Tuesday 22 April 2008

Dr P And The Diary Question

When I started this blog all of six weeks ago, I had some vague idea that it might, amongst other things, provide me with some sort of outlet for all the amassed crap in my life that even my closest drinking buddies have gotten sick of hearing me vomit into their ears (could you actually hear someone literally vomiting into your ear? Or would the sound of the experience be muffled by the chunder now clogging up your aural canal? Why doesn't science stop fucking around with dark matter and investigate something useful?). Since then, I've begun to wonder whether or not this is a particularly good idea. By and large, I dislike the idea that the only difference between a blog and a diary is the medium in which it is stored, and by the number of people who read it (I should probably say who could potentially read it, I'm hardly The Onion or anything). It isn't. Anyone who writes their diary hoping someone else will read it is, I suggest, a tool. It immediately lends itself to warping your recounting of events (by shifts in emphasis, sneaky editing, or downright lying) in order to impress other people. And it won't work. Even if I do find a given person sufficiently fascinating, the most I'll do is read their autobiography (current number of autobiographies read by SpaceSquid: 0). I won't suddenly feel the need to trawl through their endless scribblings about the day the post was late or their wife forgot to get the kind of marmalade they like best. This is not to say that a diary cannot be of historical interest, to those studying the writer. And sure, some people are so talented in their writings that even diary entries (properly edited) can be entertaining or thought provoking.

But those people are famous already. In every case of which I am aware, a particular diary is of arguable interest because the person involved was extraordinarily important, extraordinarily talented, or in the case of Anne Frank, an ordinary person living in an extraordinary time (for all the wrong reasons, of course, and I'll happily concede that by living through what she did she was in at least some sense extraordinary herself). Diaries are supposed to be a record of your life so that you can benefit from it, the prose equivalent of looking at old photo albums and sniggering at your ridiculous hair-styles. There's no point in hoping that if you draw enough pictures in the margin or write enough poems filled with awkward cadence and Gothic imagery you will one day be recognised for who you were. It's just an attempt to feel you are doing something of worth without actually exposing it to outside criticism (which I know something about, believe me).

Blogging, on the other hand, is supposed to be about keeping other people entertained, or interested, or informed. Whether or not I actually manage that is entirely up for debate, but the attempt is there. A strange attempt which mixes jokes with poems with cod-philosophy with political commentary with miscellaneous observation, but an attempt nonetheless. And I think I'd be actively sabotaging that idea if I continue to post up windows into my private life; unless they in themselves seem to be interesting to the non-me members of the blogosphere.

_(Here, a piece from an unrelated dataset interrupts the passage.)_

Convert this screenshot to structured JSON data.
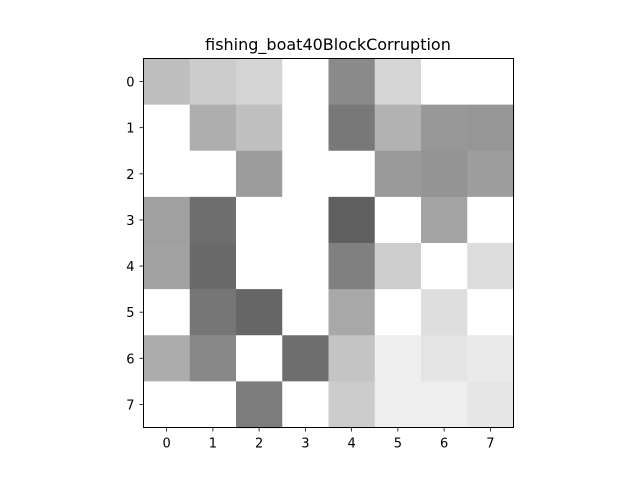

In my heart of hearts, I doubt anyone reading about the endless struggle with the mysterious DB (which, on the off-chance someone was wondering, has become less of an issue of late; proof-positive that there is no problem on Earth that cannot be solved by drinking until your brain no longer recalls the basic shapes of the object that has offended you), unless in the process it throws up a hilarious escapade or an insight into the human condition, or something.

Anyway, I mention all this because I'm about to entirely contradict it. The ongoing illness of Dr P is, in all likelihood, of no real interest to anyone reading this. On this one matter, though, I have chosen not to care. She's back in the hospital again and the signs point to her never leaving it again, and it feels like I have to mark that here. I haven't seen her in three months, and only spoken to her once in all that time, since she is now too ill to use a computer. The experimental medicine doesn't seem to have worked, and if there is any other option, Dr F didn't mention it today. It looks like this may finally be it.

Anway, I reserve the right to post up further updates on her condition, because the only reason you don't find this of interest is that you never knew her, which is your loss. Otherwise, take comfort in the sudden reduction of self-indulgent whining, which will be compensated for by an upswing in self-indulgent social commentary and dick jokes.